Interrogating basal ganglia reinforcement with deep brain stimulation in Parkinson’s disease.

Dopamine and the basal ganglia have been conserved over more than 500 million years of evolution. They are fundamental to animal and human behaviour. Parkinson’s disease (PD) is associated with loss of dopaminergic innervation to the basal ganglia. Over 6 million people suffer from the debilitating symptoms of PD that span disturbance of emotion, cognition and movement. There is a pressing need to understand the pathogenesis of these symptoms, but an integrated account of dopamine and basal ganglia function is lacking. This constitutes a significant roadblock to scientific and therapeutic advances. To overcome this roadblock, ReinforceBG poses the novel unconventional hypothesis that loss of dopamine in PD does not impair movement per se but leads to chronic negative reinforcement of neural population dynamics. Conversely, in the healthy state, transient dopamine signals may stabilize cortex–basal ganglia activity to facilitate reentry and refinement of cortical output. To address this hypothesis, ReinforceBG will combine invasive electrocorticography and local field potential recordings with closed-loop deep brain stimulation in PD patients. Aim 1 will investigate how basal ganglia pathways coordinate neuromuscular adaptation. Aim 2 will shed light on basal ganglia reinforcement in multiple behavioural domains, including movement, gait, speech, and spatial navigation in virtual reality. Aim 3 will develop a neuroprosthetic brain-computer interface that aims to modulate basal ganglia reinforcement. ReinforceBG deviates from outdated models on pro- vs. antikinetic “Go” and “NoGo” pathways and promises a holistic reinforcement-centred view of basal ganglia function. It will leverage the unprecedented spatiotemporal precision of neuromodulation for the development of an innovative brain circuit intervention that modulates neural reinforcement in real time. This opens new horizons for the interdisciplinary treatment of brain disorders affecting the dopaminergic system.

We have established invasive brain signal recordings combined with invasive electrical neurostimulation using both cortical and and subcortical neural interfaces in people living with Parkinson's disease. More than 50 patients undergoing brain surgery have been recruited and have successfully participated in our project. The first results from our study elucidate the propagation of brain circuit activity from cortex to subcortex and its' susceptibility to therapeutic interference using cortical brain stimulation and evoked response patterns in the depth of the brain and at the level of muscle activation. Moreover, we have used individualized precision phenotyping of motor output, combining high-density electromyography (EMG) and kinematic recordings for closed-loop neurostimulation. Based on this, our results show that subthalamic neuromodulation can reinforce and invigorate ongoing motor programs and kinematics. Finally, we have developed a computational framework for invasive brain signal decoding that was already used an validated across a variety of human behaviors and neuropsychiatric symptoms including, movement intention, movement speed, emotional processing and epileptic seizure activity. Using this computational framework we have implemented the first generalized adaptive DBS paradigm, based on pretrained movement decoders, stimulating only when patients intend or perform movements.

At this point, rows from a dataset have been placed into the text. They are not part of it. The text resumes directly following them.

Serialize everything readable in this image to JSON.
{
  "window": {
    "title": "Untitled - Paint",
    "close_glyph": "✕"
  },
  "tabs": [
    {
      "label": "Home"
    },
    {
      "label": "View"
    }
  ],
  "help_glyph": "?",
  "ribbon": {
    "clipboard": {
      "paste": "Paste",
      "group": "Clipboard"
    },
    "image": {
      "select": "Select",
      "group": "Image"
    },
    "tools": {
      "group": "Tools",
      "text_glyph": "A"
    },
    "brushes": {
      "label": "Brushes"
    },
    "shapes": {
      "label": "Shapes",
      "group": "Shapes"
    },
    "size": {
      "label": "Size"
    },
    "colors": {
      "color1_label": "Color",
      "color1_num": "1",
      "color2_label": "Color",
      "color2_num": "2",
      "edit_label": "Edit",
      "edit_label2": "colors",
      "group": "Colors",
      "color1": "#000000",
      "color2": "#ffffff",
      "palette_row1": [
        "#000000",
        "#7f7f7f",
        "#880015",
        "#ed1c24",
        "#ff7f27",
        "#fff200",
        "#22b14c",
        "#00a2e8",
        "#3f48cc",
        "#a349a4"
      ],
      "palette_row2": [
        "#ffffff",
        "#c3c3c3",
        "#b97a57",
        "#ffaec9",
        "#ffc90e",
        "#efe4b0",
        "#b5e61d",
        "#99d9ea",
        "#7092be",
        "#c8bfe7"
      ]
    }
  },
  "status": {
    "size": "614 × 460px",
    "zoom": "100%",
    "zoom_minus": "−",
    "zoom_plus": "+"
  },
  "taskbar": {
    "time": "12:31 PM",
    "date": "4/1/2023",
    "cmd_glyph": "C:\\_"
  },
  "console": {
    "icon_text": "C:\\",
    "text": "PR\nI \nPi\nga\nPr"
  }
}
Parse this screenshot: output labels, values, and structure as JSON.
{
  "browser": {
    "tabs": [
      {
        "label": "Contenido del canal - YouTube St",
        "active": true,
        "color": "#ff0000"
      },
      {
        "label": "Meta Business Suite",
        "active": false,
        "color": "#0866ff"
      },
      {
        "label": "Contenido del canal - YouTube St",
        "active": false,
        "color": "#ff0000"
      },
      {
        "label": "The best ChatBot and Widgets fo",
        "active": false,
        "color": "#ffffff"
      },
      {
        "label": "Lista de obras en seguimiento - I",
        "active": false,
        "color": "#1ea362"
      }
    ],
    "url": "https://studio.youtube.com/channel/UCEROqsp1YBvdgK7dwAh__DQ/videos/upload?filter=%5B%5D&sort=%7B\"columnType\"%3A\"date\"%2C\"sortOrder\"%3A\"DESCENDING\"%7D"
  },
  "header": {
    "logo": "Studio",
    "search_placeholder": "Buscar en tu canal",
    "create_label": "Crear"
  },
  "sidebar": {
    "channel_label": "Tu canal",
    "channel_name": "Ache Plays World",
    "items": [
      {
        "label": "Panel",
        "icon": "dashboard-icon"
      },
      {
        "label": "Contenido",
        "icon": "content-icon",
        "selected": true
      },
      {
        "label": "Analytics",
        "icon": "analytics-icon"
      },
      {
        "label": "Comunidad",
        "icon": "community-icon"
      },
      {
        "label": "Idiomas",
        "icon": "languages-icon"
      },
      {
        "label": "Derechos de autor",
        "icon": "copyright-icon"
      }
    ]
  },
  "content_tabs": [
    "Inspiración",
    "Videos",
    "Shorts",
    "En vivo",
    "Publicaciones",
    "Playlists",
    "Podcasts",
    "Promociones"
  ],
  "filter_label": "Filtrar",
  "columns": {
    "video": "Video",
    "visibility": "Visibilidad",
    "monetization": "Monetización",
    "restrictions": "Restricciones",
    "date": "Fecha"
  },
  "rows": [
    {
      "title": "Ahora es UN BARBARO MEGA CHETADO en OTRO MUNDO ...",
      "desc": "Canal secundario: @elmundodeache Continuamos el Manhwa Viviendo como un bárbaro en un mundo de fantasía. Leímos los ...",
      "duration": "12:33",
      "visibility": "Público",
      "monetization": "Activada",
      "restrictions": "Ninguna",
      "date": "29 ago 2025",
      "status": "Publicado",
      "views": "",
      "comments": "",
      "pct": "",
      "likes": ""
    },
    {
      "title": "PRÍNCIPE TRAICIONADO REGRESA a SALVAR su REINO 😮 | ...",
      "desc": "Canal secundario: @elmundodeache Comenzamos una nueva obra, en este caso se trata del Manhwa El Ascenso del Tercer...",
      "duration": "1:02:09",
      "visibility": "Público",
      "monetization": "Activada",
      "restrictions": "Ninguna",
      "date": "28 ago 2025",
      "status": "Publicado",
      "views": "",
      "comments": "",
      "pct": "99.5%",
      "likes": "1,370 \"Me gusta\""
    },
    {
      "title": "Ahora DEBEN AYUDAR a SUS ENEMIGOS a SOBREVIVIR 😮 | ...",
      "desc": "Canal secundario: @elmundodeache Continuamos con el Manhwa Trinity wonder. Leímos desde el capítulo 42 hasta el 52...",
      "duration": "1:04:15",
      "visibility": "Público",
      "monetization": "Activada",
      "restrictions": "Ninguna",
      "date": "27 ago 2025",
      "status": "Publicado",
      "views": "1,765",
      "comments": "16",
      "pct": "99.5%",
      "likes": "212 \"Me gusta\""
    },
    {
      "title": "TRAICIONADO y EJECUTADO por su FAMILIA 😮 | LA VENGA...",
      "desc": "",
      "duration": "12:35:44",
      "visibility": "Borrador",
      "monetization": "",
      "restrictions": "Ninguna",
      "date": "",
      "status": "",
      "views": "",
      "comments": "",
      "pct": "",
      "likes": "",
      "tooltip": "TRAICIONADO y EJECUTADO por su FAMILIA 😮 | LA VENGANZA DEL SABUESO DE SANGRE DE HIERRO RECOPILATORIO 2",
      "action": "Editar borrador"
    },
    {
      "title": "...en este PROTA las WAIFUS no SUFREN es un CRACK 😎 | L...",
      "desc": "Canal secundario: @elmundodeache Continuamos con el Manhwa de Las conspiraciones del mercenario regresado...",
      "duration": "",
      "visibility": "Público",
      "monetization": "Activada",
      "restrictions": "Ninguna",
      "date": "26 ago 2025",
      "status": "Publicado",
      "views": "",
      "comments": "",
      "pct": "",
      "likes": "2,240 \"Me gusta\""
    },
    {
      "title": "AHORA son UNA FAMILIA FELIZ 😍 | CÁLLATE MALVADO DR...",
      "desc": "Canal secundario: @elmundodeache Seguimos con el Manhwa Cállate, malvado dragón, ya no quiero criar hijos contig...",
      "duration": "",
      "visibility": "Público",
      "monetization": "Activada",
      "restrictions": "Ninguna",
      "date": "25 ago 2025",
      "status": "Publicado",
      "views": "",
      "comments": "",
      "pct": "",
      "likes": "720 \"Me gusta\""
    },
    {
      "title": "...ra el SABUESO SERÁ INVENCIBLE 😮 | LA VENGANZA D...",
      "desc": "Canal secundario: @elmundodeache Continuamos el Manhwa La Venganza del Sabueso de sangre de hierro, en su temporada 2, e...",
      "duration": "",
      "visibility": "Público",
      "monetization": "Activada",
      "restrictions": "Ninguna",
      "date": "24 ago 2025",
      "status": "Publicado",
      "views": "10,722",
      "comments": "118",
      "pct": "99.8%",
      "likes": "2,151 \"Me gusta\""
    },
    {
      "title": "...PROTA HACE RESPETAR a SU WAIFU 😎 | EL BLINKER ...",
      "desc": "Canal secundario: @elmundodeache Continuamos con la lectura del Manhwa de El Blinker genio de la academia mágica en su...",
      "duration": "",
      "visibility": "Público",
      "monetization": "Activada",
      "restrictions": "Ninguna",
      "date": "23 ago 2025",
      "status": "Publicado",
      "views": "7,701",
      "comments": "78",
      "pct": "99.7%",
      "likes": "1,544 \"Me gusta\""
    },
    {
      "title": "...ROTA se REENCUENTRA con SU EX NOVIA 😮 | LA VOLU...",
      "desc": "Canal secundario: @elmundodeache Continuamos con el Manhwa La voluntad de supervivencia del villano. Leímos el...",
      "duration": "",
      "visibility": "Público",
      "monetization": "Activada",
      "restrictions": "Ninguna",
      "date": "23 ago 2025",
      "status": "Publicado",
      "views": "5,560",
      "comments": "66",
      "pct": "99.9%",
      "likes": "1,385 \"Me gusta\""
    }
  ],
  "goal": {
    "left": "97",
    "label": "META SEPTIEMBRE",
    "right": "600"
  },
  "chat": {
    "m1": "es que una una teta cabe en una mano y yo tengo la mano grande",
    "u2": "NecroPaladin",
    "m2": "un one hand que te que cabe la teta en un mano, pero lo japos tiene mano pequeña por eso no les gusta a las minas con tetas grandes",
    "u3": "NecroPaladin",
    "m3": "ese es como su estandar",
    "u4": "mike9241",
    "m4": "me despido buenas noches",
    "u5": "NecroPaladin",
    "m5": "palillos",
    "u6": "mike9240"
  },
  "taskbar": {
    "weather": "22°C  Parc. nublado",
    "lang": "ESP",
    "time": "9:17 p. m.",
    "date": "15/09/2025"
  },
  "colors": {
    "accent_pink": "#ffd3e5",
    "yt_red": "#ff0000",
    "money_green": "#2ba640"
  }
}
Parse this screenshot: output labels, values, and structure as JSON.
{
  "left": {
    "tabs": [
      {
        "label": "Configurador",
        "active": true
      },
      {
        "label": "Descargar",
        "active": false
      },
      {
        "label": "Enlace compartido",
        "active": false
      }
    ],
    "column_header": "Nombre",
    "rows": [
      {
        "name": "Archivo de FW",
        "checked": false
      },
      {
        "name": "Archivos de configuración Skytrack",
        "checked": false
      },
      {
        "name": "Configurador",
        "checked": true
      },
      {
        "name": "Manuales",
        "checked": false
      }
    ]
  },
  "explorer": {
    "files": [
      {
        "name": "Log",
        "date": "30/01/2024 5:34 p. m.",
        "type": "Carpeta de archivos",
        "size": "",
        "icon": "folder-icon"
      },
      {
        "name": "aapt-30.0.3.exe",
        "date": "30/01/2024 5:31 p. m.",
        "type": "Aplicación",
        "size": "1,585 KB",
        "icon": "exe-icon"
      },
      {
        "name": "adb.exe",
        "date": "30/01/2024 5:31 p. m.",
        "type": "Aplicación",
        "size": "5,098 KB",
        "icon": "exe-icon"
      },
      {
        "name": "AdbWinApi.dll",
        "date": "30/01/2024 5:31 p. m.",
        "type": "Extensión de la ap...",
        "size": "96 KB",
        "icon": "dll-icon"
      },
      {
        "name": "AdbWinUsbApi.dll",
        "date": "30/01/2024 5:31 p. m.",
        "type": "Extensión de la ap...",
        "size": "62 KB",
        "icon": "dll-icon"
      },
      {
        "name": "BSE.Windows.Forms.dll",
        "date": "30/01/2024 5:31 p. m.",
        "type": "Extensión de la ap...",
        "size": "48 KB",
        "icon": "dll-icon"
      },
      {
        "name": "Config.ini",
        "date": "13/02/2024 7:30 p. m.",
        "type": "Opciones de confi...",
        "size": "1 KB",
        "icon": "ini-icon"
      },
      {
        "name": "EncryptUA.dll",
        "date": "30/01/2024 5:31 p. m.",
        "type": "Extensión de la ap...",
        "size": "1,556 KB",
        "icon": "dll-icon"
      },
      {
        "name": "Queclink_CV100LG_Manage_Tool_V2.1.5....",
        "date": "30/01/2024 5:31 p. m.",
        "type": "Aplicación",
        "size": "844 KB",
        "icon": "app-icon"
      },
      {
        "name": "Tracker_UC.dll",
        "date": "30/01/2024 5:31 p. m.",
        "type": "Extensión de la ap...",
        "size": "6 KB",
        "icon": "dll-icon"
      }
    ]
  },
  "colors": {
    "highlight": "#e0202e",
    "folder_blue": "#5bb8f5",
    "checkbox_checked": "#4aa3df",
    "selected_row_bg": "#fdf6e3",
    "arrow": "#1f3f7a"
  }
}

We identified beta oscillations as the most widely distributed cortical rhythm and demonstrated their integration into dopamine-sensitive cortico-subcortical networks using invasive recordings and connectomics. This establishes beta activity as a systems-level marker of dopaminergic modulation across motor and non-motor domains. Combining invasive electrophysiology with functional connectomics, we showed that both dopamine and DBS modulate cortex–basal ganglia networks by suppressing pathological long-range synchrony, despite differing local effects. In Parkinson’s disease, we found that both therapies accelerate neural dynamics underlying volitional action by shifting information flow from beta to theta rhythms, shortening the delay between intention and movement execution. We developed a generalizable machine learning platform integrating brain signal decoding with structural connectivity, validated across movement, emotion, and seizure domains in diverse patient populations. Finally, we implemented a motor state-dependent closed-loop DBS algorithm that selectively enhanced movement speed with minimal stimulation, demonstrating that state-aware neuromodulation can outperform continuous paradigms by targeting pathological dynamics with high temporal specificity.